Using technologyto make flying safer
It doesn’t take a rocket scientist to figure out what technology might make business aircraft operations safer and more cost effective.

It doesn’t take a rocket scientist to figure out what technology might make business aircraft operations safer and more cost effective. But Honeywell Aerospace clearly didn’t want to take any chances and so in 2004 it hired as its vice president for advanced technology Bob Smith, executive director of American Space Alliance, the contractor on NASA’s space shuttle upgrades development program.

Smith’s job is to oversee a team that advances new technological concepts to the point at which Honeywell’s product development engineers can get them ready for the marketplace. “Our job is to consider how we can make aircraft safer, as well as improving availability and operating costs,” he told EBACE Convention News. The team will often pore through the details of accident reports from the U.S. National Transportation Safety Board looking for areas where technology might be applied to plug gaps in safety.

Among the technologies that the Honeywell team is working on is the expanded use of telematics to predict the maintenance needs of engines and other aircraft systems. In the cockpit, it is evaluating how synthetic vision systems could play a greater role in aircraft safety by fusing data from the enhanced ground proximity warning system (EGPWS) and other inputs.

The telematics project involves making more comprehensive inferences about the physics of aircraft systems using performance data from existing sensors to provide estimates of future maintenance needs. The aim is to be able to do prognostics about future requirements, rather than simply providing diagnostics about the current state of equipment.

Honeywell has already deployed this technology in several programs for the U.S. Department of Defense. It is now exploring how prognostic capability might be applied on its engines and auxiliary power units. This summer it is due to begin operational trials on its TFE731 engines, which power several business jet families.

Smith told EBACE Convention News the trial is exploring how engine prognostic and diagnostic data could be relayed automatically to a pilot’s cellphone, as well as to mechanics at the operator’s base. In theory, the same technology could also be applied to systems such as integrated avionics, environmental controls and actuation. Once the trial is complete, the advanced technology team will discuss the findings with its panel of operators before presenting the conclusions to Honeywell’s product development team.

Another project is intended to leverage the database of Honeywell’s EGPWS, which includes details of some 70,000 terrain obstacles and more than 25,000 runways. Honeywell believes it has the most accurate terrain database in the world, having acquired data from sources as diverse as the formerly top-secret files of Russia’s KGB security services (which sold them to Honeywell) and the radar terrain maps taken by the 30-meter boom of the U.S. space shuttle’s radar technology mission.

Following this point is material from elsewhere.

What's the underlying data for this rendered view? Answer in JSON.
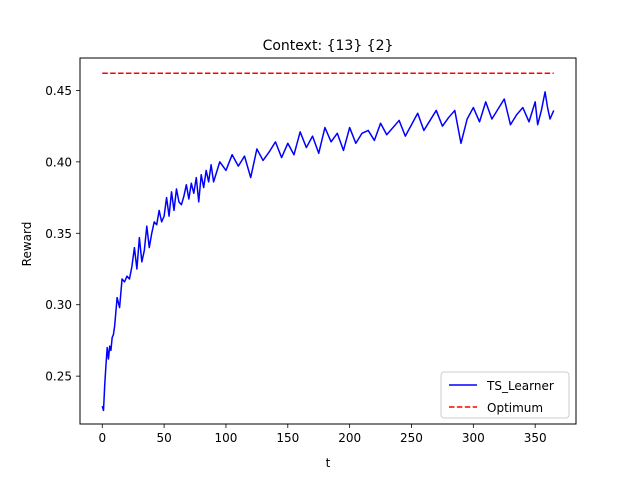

For instance, the engineers believe it might be possible to advance Honeywell’s synthetic vision system by fusing data from sources such as the millimeter wave and weather radars with infrared. Similarly, by combining the existing EGPWS database and ADS-B inputs, Honeywell’s runway awareness and advisory system might be able to give more precise information about an aircraft location in relation to a specific runway or taxiway, and the proximity of any potentially conflicting traffic.

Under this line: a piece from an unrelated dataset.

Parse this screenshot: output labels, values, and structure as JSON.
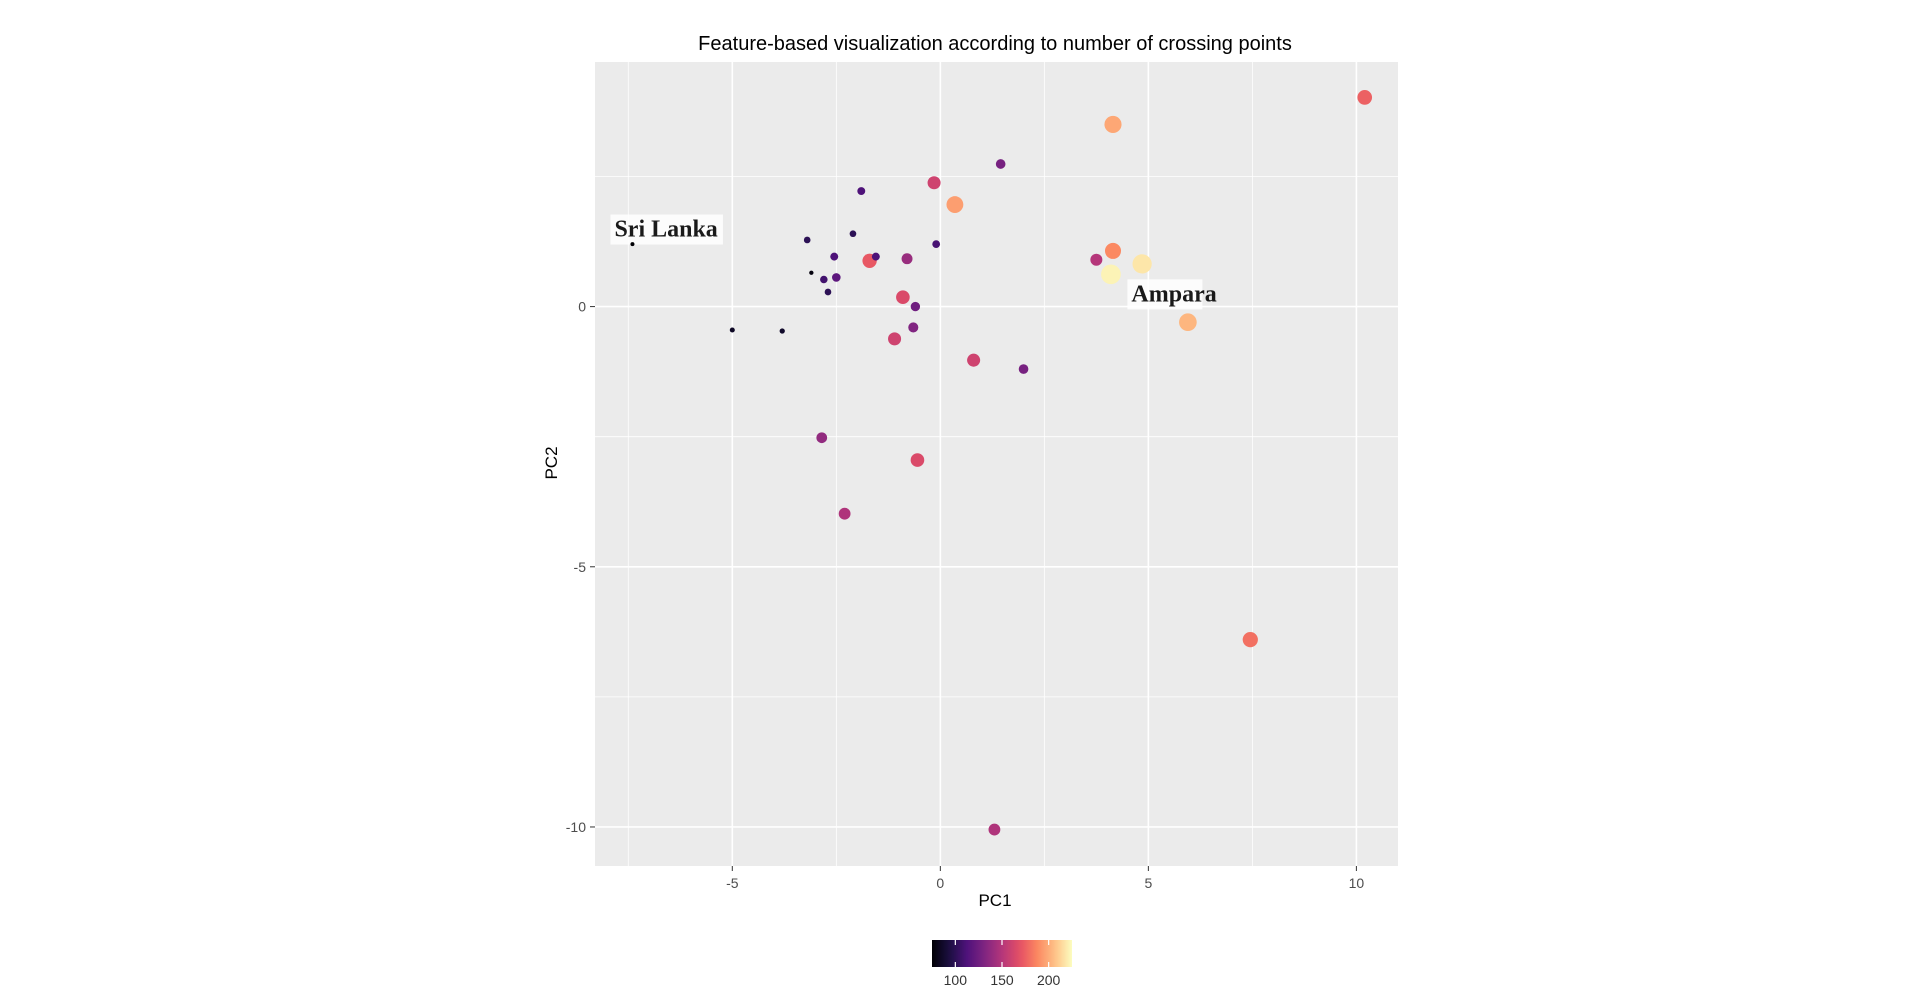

The same fused data could also be used to monitor runway approaches more accurately. This way the pilots could be given timely guidance as to whether their approach is too high or too steep.

The pilots’ council plays an important role in keeping the feet of Honeywell’s advanced technology scientists firmly on the ground. “They ask us how it works, how could it work better, and they tell us not to mess up the primary flight displays on which they depend,” Smith explained. “They help to set the pace and the limits of what we do.”